Candidato ao Governo do Tocantins, o senador Irajá tem uma vida política marcada por contradições, escândalos e por fazer uma verdadeira farra com o dinheiro público.
O senador Irajá (PSD-TO) tem usado sua cota parlamentar – abastecida com recursos públicos – para pagar advogados que atuam ou atuaram em causas particulares dele.
Desde o início do mandato de Irajá no Senado, em 2019, os escritórios Sérgio Rodrigo do Vale Advogados Associados e DAC Advocacia e Consultoria receberam R$ 206,5 mil de verba pública do senador.
Quando deputado federal, em dois mandatos, que exerceu de 2011 a 2018, o político do PSD tocantinense também destinou recursos públicos para seus defensores. A Casa repassou, via cota parlamentar, ao menos R$ 417 mil para advogados de Irajá. Os dados foram levantados pelo Metrópoles com base no Portal da Transparência. Irajá é filho da Senadora Kátia Abreu (PP).
Os escritórios defendem Irajá em causas pessoais em tribunais estadual, regional e federal.
Em todos os casos, no entanto, o pretexto para uso da cota parlamentar é o mesmo: contratação de consultorias, assessorias, pesquisas e trabalhos técnicos.
O escritório Sérgio Rodrigo do Vale Advogados Associados passou a prestar serviço para Irajá em junho do ano passado, segundo registros do Senado. Desde então, recebeu R$ 72 mil por consultorias prestadas em seis meses distintos.

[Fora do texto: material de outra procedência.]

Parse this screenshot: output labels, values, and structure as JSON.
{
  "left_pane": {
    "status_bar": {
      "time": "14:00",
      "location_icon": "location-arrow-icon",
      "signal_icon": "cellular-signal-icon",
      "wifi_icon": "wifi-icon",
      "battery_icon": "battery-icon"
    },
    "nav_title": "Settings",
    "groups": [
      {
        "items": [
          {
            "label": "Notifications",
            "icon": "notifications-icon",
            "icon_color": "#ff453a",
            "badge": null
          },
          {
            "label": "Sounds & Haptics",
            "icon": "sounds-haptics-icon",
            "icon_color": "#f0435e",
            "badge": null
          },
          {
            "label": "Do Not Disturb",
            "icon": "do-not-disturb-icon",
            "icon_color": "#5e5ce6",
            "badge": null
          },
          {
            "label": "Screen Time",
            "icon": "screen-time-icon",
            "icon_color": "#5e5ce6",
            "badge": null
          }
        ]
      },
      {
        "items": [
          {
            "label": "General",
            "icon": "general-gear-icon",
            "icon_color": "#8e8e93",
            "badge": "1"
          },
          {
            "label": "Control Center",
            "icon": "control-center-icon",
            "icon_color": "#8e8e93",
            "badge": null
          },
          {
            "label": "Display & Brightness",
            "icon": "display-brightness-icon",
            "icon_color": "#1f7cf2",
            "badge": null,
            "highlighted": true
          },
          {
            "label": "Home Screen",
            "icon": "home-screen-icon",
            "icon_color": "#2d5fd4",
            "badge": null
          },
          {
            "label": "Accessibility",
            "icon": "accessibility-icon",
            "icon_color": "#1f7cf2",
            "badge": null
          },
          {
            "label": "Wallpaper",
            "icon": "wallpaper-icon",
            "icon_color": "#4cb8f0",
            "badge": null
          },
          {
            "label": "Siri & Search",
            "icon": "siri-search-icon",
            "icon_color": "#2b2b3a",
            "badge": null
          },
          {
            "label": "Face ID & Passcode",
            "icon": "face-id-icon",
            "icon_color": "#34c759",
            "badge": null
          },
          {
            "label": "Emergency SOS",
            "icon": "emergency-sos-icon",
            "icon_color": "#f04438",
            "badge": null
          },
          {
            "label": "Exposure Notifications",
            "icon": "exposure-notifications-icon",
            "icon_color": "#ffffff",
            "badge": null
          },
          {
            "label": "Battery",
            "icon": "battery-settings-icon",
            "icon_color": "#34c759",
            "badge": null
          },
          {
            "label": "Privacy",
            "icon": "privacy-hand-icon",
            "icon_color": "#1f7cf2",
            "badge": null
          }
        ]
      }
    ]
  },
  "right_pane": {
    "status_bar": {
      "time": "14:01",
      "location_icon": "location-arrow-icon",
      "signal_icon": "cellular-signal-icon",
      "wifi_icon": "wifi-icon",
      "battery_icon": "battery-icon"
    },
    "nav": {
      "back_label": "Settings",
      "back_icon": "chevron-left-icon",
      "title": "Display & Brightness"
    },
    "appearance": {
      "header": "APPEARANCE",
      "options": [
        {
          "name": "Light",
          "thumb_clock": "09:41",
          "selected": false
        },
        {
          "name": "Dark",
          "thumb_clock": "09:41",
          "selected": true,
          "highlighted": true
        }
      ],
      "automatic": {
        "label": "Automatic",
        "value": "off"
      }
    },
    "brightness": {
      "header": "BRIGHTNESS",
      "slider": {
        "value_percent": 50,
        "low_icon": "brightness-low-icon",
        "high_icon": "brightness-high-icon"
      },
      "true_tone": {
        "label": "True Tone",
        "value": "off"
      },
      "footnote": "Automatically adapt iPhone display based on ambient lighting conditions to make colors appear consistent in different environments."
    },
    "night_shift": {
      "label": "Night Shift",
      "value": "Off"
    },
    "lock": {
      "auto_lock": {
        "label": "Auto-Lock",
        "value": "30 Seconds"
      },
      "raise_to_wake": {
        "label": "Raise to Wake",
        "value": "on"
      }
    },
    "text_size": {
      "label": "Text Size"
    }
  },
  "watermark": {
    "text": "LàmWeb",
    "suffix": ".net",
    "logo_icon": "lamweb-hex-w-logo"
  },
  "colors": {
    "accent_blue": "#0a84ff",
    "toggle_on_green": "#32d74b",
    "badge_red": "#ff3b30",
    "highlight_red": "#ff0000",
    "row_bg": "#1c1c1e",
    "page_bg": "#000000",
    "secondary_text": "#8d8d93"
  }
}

Sérgio do Vale defendeu Irajá no inquérito instaurado para investigar suposta prática de falsidade ideológica eleitoral, no Supremo Tribunal Federal (STF). A denúncia surgiu no âmbito de delação premiada na Operação Lava Jato. Os autos, contudo, foram arquivados em 2018.
O escritório também representa o senador em uma série de processos no Tribunal de Justiça de Tocantins (TJTO), incluindo uma ação milionária.
Além do advogado Sergio Rodrigo do Vale, que dá nome ao escritório, são sócios da empresa Débora Sousa Ribeiro e Evaleda Linhares Nunes do Vale.
Evaleda Vale é comissionada no gabinete do senador Irajá. Ela foi admitida em 2020 como ajudante parlamentar júnior e recebe R$ 1.350 por mês.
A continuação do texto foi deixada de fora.